Por: Reinaldo Spitaletta

La hora de gracia de la paz

Ha llegado la hora de matar el hambre, las miserias, las pobrezas múltiples (“no es matando guerrilleros o policías o soldados como vamos a salvar a Colombia”, decía el médico Héctor Abad Gómez), la ignorancia, los odios, que cuando se deja de odiar hay claridad en los cerebros: ha llegado la hora del cese el fuego, de la paz en Colombia, del silenciamiento de los fusiles (al menos de las Farc). Hora de gracia y celebración.

Y también ha llegado la hora de continuar la lucha por la construcción de una democracia de verdad, en la que los ciudadanos tengan las posibilidades de una vida feliz, un bienestar en la cultura, en la salud, en la recreación, en los modos de tener acceso al conocimiento y a la dignidad.

Es la hora de proseguir los cuestionamientos a un sistema que ha engendrado bandidos, narcotraficantes, guerrilleros, paramilitares y asesinos de distintas categorías sociales. Aquí me acuerdo de la Elegía a Desquite, de Gonzalo Arango, ante la muerte de uno de los tipos que equivocó el camino y lo mataron por ser un bandido, “que merecía morir, pero no más que los bandidos del poder”.

Ha llegado la hora de volver trizas la guerra, de derrotarla, de que no sea más una manera de resolver las contradicciones filosóficas y económicas y políticas. La hora de que haya tolerancia por el disenso, por el otro y sus circunstancias, por la deliberación entre distintos. La unanimidad es de estúpidos, decía un ilustrado francés.

Es la hora de seguir la liza contra un modelo excluyente, que ha convertido a los pobres en indigentes, y a una minoría de magnates en seres de colosal riqueza, producto de las inequidades y los desafueros sociales. La paz no implica inmovilización ni mudez. Es una apertura para la palabra, para las nuevas resistencias contra las arbitrariedades y para que no sigan floreciendo expresiones bárbaras.

Es hora de una apertura democrática, para la construcción de “una paz estable y duradera”. Es la hora de la implementación de “un nuevo campo colombiano”, con erradicación de la pobreza y de las numerosas injusticias que durante años han sido un caldo de cultivo para la creación de grupos armados y la perpetración de golpes y conjuras contra el campesinado. Es la hora del “restablecimiento de los derechos de las víctimas del desplazamiento y del despojo, y la reversión de los efectos del conflicto y del abandono sobre comunidades y territorios”.

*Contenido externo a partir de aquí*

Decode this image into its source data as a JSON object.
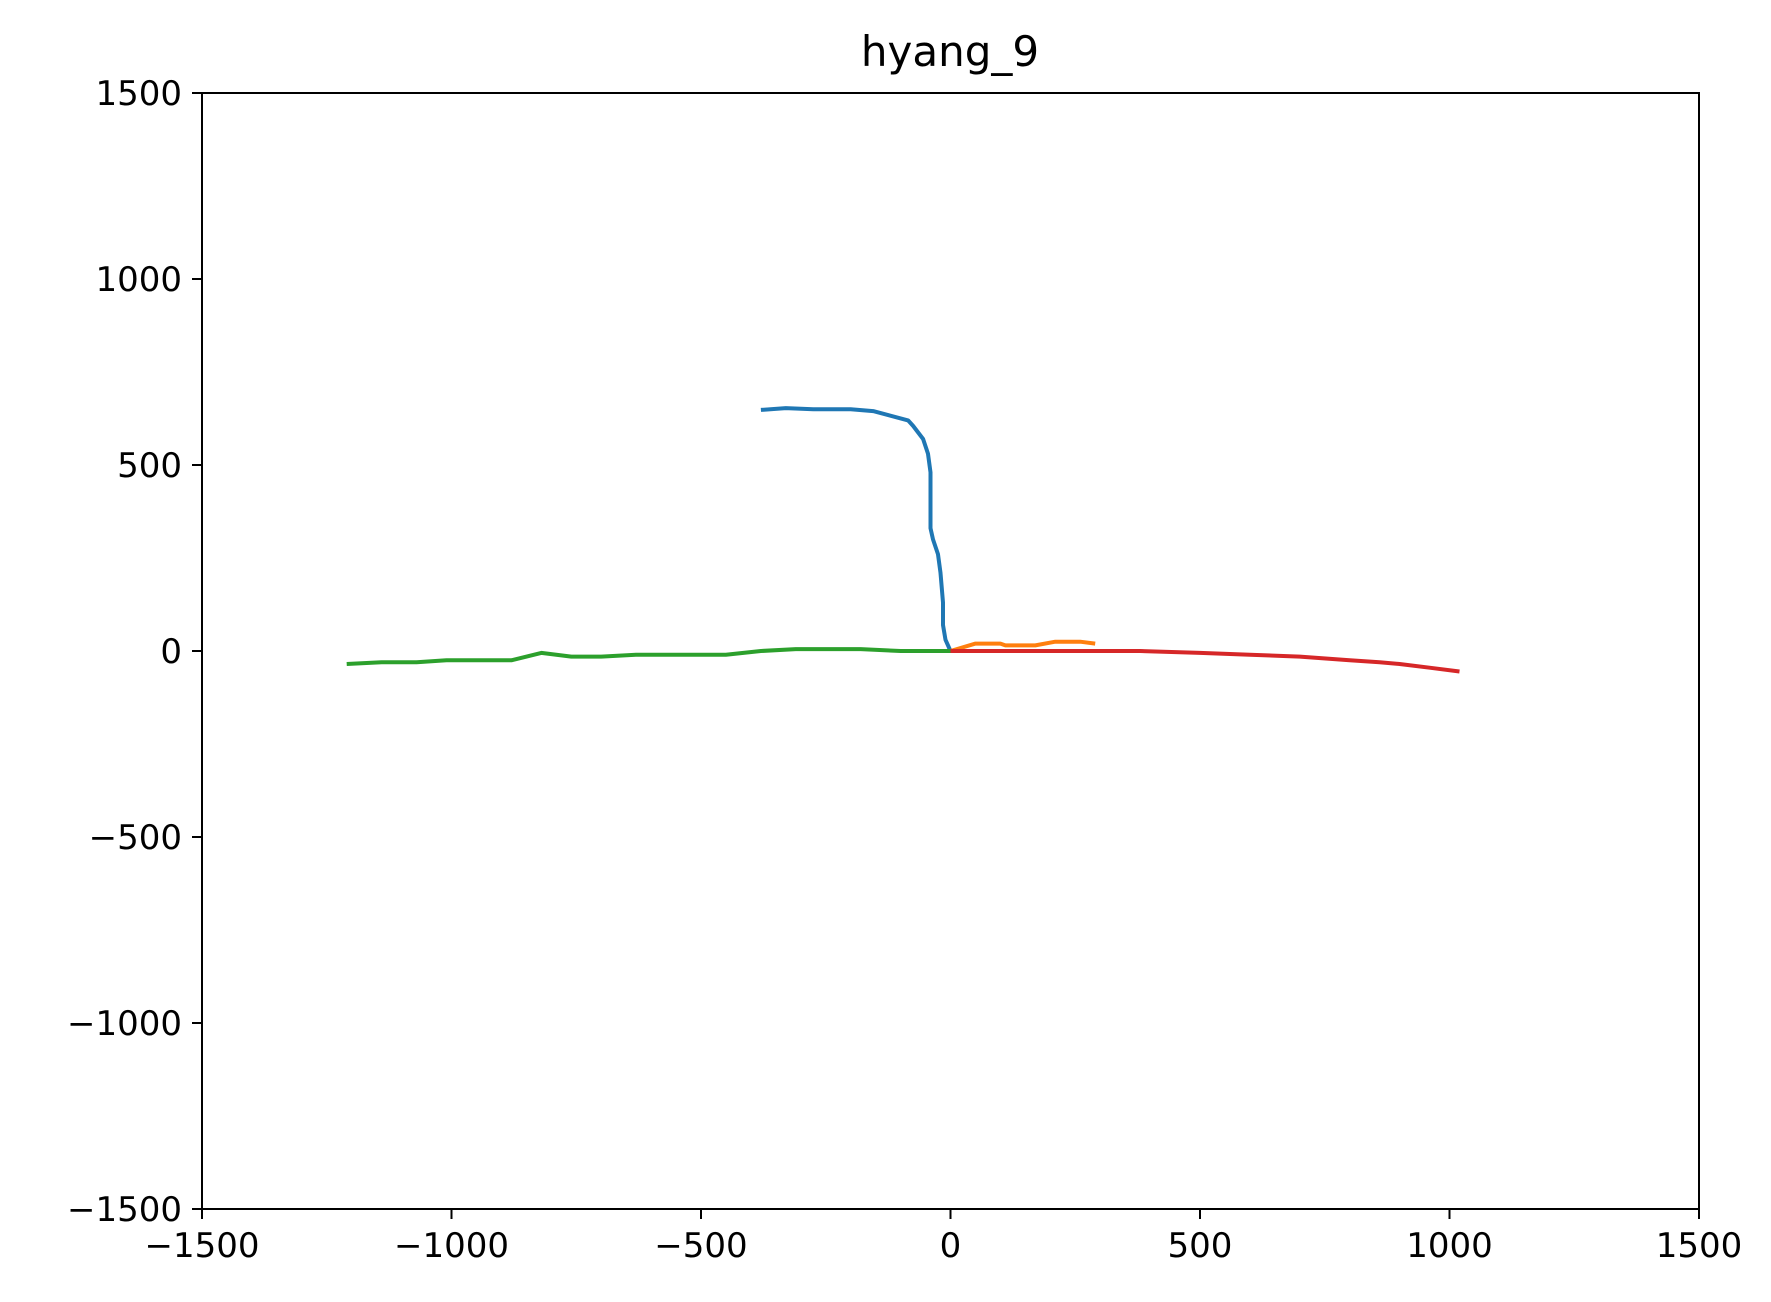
{
  "chart_data": {
    "type": "line",
    "title": "hyang_9",
    "xlabel": "",
    "ylabel": "",
    "xlim": [
      -1500,
      1500
    ],
    "ylim": [
      -1500,
      1500
    ],
    "xticks": [
      -1500,
      -1000,
      -500,
      0,
      500,
      1000,
      1500
    ],
    "yticks": [
      -1500,
      -1000,
      -500,
      0,
      500,
      1000,
      1500
    ],
    "xtick_labels": [
      "−1500",
      "−1000",
      "−500",
      "0",
      "500",
      "1000",
      "1500"
    ],
    "ytick_labels": [
      "−1500",
      "−1000",
      "−500",
      "0",
      "500",
      "1000",
      "1500"
    ],
    "grid": false,
    "series": [
      {
        "color": "#1f77b4",
        "x": [
          0,
          -10,
          -15,
          -15,
          -20,
          -25,
          -35,
          -40,
          -40,
          -40,
          -45,
          -55,
          -75,
          -85,
          -155,
          -200,
          -275,
          -330,
          -380
        ],
        "y": [
          0,
          30,
          70,
          130,
          210,
          260,
          300,
          330,
          380,
          480,
          530,
          570,
          605,
          620,
          645,
          650,
          650,
          653,
          648
        ]
      },
      {
        "color": "#ff7f0e",
        "x": [
          0,
          50,
          100,
          110,
          170,
          210,
          260,
          290
        ],
        "y": [
          0,
          20,
          20,
          15,
          15,
          25,
          25,
          20
        ]
      },
      {
        "color": "#2ca02c",
        "x": [
          0,
          -100,
          -180,
          -310,
          -380,
          -450,
          -630,
          -700,
          -760,
          -820,
          -880,
          -1010,
          -1070,
          -1140,
          -1210
        ],
        "y": [
          0,
          0,
          5,
          5,
          0,
          -10,
          -10,
          -15,
          -15,
          -5,
          -25,
          -25,
          -30,
          -30,
          -35
        ]
      },
      {
        "color": "#d62728",
        "x": [
          0,
          100,
          200,
          300,
          380,
          500,
          600,
          700,
          800,
          860,
          900,
          960,
          1020
        ],
        "y": [
          0,
          0,
          0,
          0,
          0,
          -5,
          -10,
          -15,
          -25,
          -30,
          -35,
          -45,
          -55
        ]
      }
    ]
  }
}
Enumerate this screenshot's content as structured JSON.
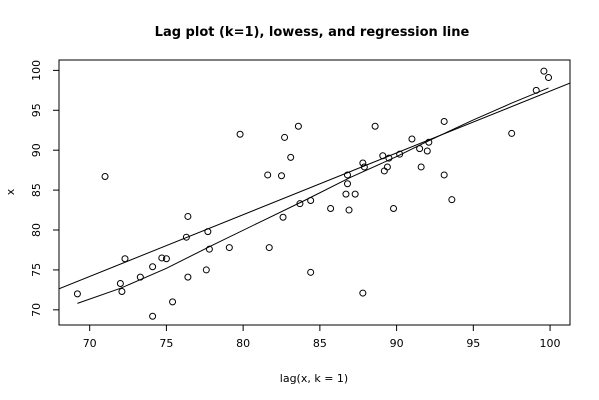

El claro que con el acuerdo de paz y el cese el fuego, que ponen fin a un conflicto de más de cincuenta años, no terminan los vientos mefíticos de las políticas neoliberales del Estado colombiano, pero sí es un avance para las luchas sociales, el ejercicio de desobediencias civiles, que logren nuevas reivindicaciones. Quién que es colombiano, quién que haya padecido de cerca o de lejos un conflicto tan horrendo como el nuestro, no alborotará las campanas y sabrá que es mejor el silenciamiento de las armas (bueno, ahora dirán los de la oposición al acuerdo que se pueden usar silenciadores) y que las Farc hayan reconocido la equivocación de su lucha armada.

Y en este aspecto, habría que usar la lógica Pambelé: “Es mejor desarmar a las Farc que no desarmarlas”. Es mejor tener exguerrilleros que guerrilleros activos. Y que además, con su participación civil, con su posición política y su partido, contribuyan a la ampliación de la democracia. La salida negociada al conflicto armado ha sido un avance histórico en un país en el que casi todo se ha dirimido a bala. Y cuando menos, a machetazos.

El acuerdo alcanzado, como se sabe, es entre dos fuerzas en la que ninguna de ellas aniquiló a su contrario. No se hizo entre vencedores y vencidos. Por eso, se crea una jurisdicción especial para la paz. Por eso, entre otros aspectos, el acuerdo debe “satisfacer el derecho de las víctimas a la justicia, ofrecer verdad a la sociedad colombiana, proteger los derechos de las víctimas, contribuir al logro de una paz estable y duradera…”.

En 1964, el ejército dio de baja a Desquite, y el profeta del nadaísmo dijo entonces que “los campesinos y los pájaros podrán ahora dormir sin zozobra”. Ese año, se fundaron las Farc, y el bucólico deseo de Arango no se pudo cumplir. Su pregunta de “¿no habrá manera de que Colombia, en vez de matar a sus hijos, los haga dignos de vivir?”, puede ser que ahora tenga una respuesta positiva. Ojalá esta sea la hora.